Menurutnya, kasus dugaan permainan pita cukai di bea dan cukai Pasuruan melibatkan banyak pihak. Soleh juga mengatakan hal ini harus diusut tuntas oleh Kejari Pasuruan dikarenakan terkait dengan dugaan korupsi.
“Seharusnya kejari proaktif apalagi kasus-kasus korupsi. Informasi sekecil apa pun harus ditindak lanjuti,” ucap Sholeh
Meski demikian, lanjut M. Sholeh, tindak pidana korupsi merupakan salah satu tindak pidana yang diatur diluar Kitab Undang-Undang Hukum Pidana (KUHP), dimana penanganan dan pembuktiannya memerlukan keahlian khusus dibidangnya. Sistem penanganan dan pembuktian bertujuan untuk mengetahui apakah pelaku tindak pidana korupsi tersebut melawan hukum telah memperkaya diri sendiri atau orang lain.
“Baik itu oknum bea dan cukai atau pun pihak lainnya. Pastinya saling berkaitan dan menguntungkan. Ibarat pepatah tali rafia tapi sepatu, sesama mafia saling bersatu,” sindirnya.
Dalam lingkup pembuktian, tindak pidana korupsi memang merupakan masalah yang rumit, karena pelaku tindak pidana korupsi ini melakukan kejahatannya dengan rapi. Sulitnya pembuktian dalam perkara korupsi ini merupakan tantangan bagi aparat penegak hukum khusus dikasus ini Kejari Kabupaten Pasuruan.

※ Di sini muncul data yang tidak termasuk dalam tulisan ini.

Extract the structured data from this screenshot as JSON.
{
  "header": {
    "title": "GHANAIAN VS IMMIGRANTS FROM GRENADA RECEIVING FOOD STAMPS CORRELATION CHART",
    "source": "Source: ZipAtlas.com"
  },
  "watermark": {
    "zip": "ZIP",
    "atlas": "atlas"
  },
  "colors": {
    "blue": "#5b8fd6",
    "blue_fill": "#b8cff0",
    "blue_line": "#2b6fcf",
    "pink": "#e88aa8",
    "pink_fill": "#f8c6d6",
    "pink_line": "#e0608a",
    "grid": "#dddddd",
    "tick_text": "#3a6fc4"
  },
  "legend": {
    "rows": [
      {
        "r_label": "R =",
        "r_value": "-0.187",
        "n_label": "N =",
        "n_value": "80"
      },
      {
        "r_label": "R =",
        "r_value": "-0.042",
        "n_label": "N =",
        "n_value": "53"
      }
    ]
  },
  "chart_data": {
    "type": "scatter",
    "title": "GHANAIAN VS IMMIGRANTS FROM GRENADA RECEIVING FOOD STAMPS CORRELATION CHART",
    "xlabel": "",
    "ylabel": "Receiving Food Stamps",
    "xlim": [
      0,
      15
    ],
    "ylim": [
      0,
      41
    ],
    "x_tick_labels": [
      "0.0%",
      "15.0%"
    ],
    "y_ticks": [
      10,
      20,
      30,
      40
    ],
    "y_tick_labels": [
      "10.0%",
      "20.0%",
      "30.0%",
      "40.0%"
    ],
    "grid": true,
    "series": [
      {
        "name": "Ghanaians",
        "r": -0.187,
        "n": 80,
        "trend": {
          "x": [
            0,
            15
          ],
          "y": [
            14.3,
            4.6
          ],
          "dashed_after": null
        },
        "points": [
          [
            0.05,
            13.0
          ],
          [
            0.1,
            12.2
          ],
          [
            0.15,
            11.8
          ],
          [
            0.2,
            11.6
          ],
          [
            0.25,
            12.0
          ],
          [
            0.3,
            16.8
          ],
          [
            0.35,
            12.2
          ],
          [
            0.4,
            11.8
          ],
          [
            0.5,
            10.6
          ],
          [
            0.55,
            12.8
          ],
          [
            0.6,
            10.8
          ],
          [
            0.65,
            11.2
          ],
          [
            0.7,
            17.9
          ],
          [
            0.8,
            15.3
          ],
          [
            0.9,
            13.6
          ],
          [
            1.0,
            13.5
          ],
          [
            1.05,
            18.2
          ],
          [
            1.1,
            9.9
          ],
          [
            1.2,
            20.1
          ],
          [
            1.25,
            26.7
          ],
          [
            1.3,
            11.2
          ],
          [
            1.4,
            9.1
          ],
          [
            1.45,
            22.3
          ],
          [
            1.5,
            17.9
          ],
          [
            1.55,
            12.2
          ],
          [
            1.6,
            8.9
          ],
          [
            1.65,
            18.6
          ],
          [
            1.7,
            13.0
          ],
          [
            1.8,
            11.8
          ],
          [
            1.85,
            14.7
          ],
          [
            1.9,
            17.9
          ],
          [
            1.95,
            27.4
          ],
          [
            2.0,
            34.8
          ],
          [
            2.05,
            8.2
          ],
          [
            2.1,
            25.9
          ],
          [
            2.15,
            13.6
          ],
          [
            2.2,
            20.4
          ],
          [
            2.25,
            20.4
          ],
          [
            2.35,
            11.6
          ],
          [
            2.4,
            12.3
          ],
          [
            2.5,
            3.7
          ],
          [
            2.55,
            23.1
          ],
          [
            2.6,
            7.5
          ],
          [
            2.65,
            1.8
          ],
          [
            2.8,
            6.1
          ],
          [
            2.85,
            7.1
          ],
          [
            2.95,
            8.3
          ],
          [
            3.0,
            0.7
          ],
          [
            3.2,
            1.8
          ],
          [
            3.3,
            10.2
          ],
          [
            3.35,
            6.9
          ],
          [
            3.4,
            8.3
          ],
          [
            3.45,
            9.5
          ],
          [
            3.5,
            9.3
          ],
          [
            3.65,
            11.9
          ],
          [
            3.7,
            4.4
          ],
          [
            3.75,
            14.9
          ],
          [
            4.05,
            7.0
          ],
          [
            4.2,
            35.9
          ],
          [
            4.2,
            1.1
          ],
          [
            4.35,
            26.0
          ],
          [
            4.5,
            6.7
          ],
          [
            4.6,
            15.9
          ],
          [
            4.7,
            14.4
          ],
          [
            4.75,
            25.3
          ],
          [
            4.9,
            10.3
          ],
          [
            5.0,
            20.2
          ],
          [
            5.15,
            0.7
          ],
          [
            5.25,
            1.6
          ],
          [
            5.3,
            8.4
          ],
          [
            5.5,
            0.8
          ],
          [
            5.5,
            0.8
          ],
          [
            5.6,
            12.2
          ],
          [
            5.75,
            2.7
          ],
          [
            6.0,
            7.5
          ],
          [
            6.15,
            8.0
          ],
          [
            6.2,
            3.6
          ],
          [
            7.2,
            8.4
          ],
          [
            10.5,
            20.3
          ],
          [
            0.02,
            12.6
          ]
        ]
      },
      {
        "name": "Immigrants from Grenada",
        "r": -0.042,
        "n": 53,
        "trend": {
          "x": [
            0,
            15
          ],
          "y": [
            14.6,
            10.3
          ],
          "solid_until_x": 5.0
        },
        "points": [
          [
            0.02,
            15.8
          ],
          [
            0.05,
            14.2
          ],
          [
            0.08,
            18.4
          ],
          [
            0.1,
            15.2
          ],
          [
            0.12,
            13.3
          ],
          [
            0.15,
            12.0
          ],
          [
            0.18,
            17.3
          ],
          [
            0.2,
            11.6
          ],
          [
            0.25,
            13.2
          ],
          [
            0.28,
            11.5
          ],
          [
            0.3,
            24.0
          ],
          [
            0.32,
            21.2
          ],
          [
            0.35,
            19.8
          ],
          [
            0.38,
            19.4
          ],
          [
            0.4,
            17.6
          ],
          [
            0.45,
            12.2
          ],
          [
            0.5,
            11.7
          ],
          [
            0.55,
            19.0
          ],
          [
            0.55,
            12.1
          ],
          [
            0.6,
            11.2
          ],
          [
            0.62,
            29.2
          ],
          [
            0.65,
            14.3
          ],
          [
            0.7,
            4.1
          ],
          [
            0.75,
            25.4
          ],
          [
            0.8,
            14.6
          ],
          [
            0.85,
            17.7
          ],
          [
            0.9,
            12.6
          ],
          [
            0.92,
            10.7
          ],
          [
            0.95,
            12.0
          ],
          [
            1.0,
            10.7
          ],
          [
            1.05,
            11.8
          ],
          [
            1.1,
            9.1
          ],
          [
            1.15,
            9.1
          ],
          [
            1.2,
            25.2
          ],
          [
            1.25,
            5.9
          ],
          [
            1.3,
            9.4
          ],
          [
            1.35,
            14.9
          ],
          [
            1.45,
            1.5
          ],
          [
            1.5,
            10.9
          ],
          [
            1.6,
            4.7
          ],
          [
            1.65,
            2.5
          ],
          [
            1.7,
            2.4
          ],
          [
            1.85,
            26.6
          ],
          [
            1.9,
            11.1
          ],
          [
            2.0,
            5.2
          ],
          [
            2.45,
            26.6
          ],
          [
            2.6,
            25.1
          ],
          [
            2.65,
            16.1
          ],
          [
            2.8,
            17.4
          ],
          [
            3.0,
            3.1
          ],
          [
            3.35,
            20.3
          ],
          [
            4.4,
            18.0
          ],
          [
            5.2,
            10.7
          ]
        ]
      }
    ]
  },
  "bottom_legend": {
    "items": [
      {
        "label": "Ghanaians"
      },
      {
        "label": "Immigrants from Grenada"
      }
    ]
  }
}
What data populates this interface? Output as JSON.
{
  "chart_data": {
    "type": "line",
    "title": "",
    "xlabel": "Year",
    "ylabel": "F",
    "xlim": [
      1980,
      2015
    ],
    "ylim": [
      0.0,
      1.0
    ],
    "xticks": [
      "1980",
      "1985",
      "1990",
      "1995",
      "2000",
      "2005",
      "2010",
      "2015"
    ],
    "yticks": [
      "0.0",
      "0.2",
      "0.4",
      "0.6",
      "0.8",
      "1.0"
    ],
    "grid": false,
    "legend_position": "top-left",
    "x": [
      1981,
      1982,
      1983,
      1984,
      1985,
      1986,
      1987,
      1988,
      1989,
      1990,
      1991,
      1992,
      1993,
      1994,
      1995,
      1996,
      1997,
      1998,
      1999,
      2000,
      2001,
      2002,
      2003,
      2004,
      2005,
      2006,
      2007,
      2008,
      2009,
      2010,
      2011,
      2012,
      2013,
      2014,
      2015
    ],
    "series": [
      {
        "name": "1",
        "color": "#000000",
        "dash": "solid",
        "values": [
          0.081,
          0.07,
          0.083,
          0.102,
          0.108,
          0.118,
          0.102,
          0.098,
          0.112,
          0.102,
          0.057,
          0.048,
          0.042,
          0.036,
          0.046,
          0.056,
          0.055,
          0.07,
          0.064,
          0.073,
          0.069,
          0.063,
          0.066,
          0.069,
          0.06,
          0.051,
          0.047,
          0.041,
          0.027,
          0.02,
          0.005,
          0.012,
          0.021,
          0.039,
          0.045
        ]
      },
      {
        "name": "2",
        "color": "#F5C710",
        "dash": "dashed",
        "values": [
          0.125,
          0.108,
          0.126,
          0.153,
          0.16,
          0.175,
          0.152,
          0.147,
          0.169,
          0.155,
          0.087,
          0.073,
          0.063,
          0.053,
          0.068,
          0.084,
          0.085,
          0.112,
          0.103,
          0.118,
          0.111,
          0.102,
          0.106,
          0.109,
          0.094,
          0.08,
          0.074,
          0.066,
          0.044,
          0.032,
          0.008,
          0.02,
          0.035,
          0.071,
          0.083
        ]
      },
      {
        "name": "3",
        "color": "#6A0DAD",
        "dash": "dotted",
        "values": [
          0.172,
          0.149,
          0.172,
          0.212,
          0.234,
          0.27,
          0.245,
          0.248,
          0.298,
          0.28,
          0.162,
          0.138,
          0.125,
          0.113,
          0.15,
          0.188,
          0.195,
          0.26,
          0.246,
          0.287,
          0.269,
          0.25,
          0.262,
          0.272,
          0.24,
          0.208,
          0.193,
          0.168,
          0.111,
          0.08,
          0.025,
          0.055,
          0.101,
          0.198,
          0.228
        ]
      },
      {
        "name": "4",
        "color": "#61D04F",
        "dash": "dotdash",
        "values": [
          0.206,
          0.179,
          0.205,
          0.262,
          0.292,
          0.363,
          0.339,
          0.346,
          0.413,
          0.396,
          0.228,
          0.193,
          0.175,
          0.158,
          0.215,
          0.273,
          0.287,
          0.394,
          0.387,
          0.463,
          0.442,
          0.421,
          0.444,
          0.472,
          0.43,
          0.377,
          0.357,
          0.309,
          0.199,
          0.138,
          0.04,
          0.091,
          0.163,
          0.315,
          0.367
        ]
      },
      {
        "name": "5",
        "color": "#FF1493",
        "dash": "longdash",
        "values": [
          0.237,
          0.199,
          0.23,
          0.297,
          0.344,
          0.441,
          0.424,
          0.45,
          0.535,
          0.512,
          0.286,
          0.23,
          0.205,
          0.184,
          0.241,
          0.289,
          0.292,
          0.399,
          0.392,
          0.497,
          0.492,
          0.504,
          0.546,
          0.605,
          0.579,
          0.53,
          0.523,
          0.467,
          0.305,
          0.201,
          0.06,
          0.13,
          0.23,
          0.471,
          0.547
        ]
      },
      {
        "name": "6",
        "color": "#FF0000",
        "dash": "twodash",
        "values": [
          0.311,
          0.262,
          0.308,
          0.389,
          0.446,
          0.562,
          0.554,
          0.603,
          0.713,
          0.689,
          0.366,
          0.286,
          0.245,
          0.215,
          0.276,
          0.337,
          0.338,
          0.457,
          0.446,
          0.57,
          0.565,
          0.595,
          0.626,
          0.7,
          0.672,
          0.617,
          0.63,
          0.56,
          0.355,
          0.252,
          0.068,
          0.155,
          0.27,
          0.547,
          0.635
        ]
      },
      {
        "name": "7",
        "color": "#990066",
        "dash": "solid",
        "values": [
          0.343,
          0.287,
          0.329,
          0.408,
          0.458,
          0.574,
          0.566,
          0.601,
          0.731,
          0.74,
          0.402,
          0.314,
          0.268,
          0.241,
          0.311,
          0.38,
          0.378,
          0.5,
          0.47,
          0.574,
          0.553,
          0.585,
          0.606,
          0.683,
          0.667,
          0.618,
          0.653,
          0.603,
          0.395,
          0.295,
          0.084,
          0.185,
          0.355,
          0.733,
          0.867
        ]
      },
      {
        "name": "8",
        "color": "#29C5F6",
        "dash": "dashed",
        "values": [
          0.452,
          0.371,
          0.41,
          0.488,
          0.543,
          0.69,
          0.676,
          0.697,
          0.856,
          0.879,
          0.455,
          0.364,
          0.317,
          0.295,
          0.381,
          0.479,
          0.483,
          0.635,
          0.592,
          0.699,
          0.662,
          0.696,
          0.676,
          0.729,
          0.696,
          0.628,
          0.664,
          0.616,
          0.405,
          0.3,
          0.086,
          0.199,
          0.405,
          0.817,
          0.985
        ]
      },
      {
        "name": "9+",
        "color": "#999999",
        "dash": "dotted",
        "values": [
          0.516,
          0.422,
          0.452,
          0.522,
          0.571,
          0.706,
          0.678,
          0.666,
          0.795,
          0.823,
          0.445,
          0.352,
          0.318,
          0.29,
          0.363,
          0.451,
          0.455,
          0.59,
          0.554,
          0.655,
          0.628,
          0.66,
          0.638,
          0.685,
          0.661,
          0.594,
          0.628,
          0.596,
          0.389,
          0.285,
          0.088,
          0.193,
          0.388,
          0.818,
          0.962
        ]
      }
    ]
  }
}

Karena beban pembuktian keseluruhan dibebankan kepada penuntut umum. Untuk memecahkan masalah sulitnya pembuktian terhadap Tindak Pidana Korupsi tersebut, maka salah satu upaya yang dapat ditempuh adalah menerapkan Pembuktian Terbalik terhadap perkara-perkara korupsi.
“Terpenting niat dari Kejari sediri dalam mengusut kasus tersebut,” imbuhnya.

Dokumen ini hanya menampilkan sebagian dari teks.